At the end of September last year, I recommended Waste Management (NYSE:WM) as a long-term investment. I was not expecting the stock price to rise so quickly. In fact, I was of the view that the stock price will remain flat in the short-term at least. However, since I last wrote about the company, it has gained more than 15%. This trend has been present in Waste Management stock price in the last three years and the market seems to be quite happy with the company. I still believe that the stock is a long-term investment due to the excellent income growth possibilities through dividend. Waste management has a wide moat and the massive capital outlay means the competition is not intense.

A look at the fundamentals explains why the market has been so responsive to the company’s policies. I have updated the table since we now have full year 2016 results and these numbers explain the possible reason behind the stock price movement.

Data sourced from SEC filings and Morningstar.com. Calculations by the author

Gross margin has been steadily rising in the last three years but in 2016, it jumped sharply. Keep in mind that solid waste management is a stable and mature industry. This industry does not offer stellar growth prospects. In these conditions, A jump of 115 basis points in gross margin is impressive. This shows that the company has been able to implement its price initiatives and the cost of services has been managed efficiently. The business is now generating more for every dollar spent. Impressive growth in top line has also been converted into a better operating margin. OP margin has also gone up by 109 basis points. The effect of this increase can be seen in EBITDA as well. EBITDA has also recorded a healthy jump of more than $300 million. However, the net margin was the key metric as it went up by more than 288 basis points. The trend in these margins explains the reasons behind the stock price movement. The market has realized that the business is able to drive growth even from a partly saturated industry. Waste Management has been implementing new pricing initiatives, and the market seems to have realized that the company is getting considerable success in its new plans.

Rising EBITDA has resulted in strengthening the credit profile of the company. The leverage ratio has come down below 2.5x. It is still not an investment grade ratings worthy leverage ratio but Waste Management should not be worried about its credit profile at the moment. The scale of operations, predictable cash flows and stable growth in the industry will mitigate any threat to its credit profile. Free cash flows also went up by more than $350 million. At the moment, per share free cash flow is $3.65. This is another good news for shareholders as it further enhances the dividend growth prospects. In order to achieve this, Waste Management did not need to compromise its capital budget. In fact, the capital expenditure for 2016 was more than the last year. Operating cash flows showed strong growth of over $460 million.

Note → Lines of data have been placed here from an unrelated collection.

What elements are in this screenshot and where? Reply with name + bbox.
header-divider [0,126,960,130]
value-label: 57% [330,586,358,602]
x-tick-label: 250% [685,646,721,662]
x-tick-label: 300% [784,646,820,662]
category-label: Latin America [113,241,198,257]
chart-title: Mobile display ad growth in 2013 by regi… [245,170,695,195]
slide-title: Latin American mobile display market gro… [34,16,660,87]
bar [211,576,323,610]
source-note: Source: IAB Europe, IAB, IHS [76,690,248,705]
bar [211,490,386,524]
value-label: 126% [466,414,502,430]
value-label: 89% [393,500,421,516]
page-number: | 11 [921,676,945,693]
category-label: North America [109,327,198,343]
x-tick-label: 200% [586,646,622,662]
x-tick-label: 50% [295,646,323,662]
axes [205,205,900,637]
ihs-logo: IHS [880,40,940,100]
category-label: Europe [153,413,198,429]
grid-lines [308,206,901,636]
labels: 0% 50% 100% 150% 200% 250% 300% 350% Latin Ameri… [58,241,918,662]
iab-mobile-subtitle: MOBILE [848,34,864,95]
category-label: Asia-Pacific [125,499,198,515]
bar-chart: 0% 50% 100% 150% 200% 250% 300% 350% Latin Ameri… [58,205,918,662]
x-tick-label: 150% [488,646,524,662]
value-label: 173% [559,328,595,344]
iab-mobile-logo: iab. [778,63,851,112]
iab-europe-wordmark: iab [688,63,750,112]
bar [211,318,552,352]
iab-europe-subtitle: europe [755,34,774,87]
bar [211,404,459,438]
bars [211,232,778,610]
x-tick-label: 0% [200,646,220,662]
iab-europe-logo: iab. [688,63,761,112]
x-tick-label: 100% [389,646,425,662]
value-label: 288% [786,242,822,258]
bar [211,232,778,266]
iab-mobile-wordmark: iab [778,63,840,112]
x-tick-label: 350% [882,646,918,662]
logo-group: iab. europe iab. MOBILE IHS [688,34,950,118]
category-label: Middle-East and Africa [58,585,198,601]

The company will likely continue to grow at a reasonable rate in the short-term at least due to the increased construction activity and the demand for solid waste management services. In addition to the growth opportunity in the industry, Waste Management’s operations are capital intensive. Especially the landfills side of the business. Waste Management has an advantage in this area and they will extract value from these assets as well. The potential for power generation and re-sale of recycled material is another factor which should be kept in mind while evaluating its future growth prospects.

The company is not just planning, it is delivering on its promises. The strategy is quite clear and they are leveraging their wide moat to their advantage. Its nationwide reach gives it an advantage over its competitors and allows the company to have a unique pricing power. This sort of control over pricing is not common in this industry. The fact that Waste Management is able to do this is a testament to the strong market position it has achieved. I still believe it is a solid long-term investment. The company is growing its margins impressively and there is more potential for growth. Wide moat and high barriers to entry will protect it against the competition. Total return in the next 4-5 years can be substantial for Waste Management shareholders.

Disclosure: I/we have no positions in any stocks mentioned, and no plans to initiate any positions within the next 72 hours.

I wrote this article myself, and it expresses my own opinions. I am not receiving compensation for it (other than from Seeking Alpha). I have no business relationship with any company whose stock is mentioned in this article.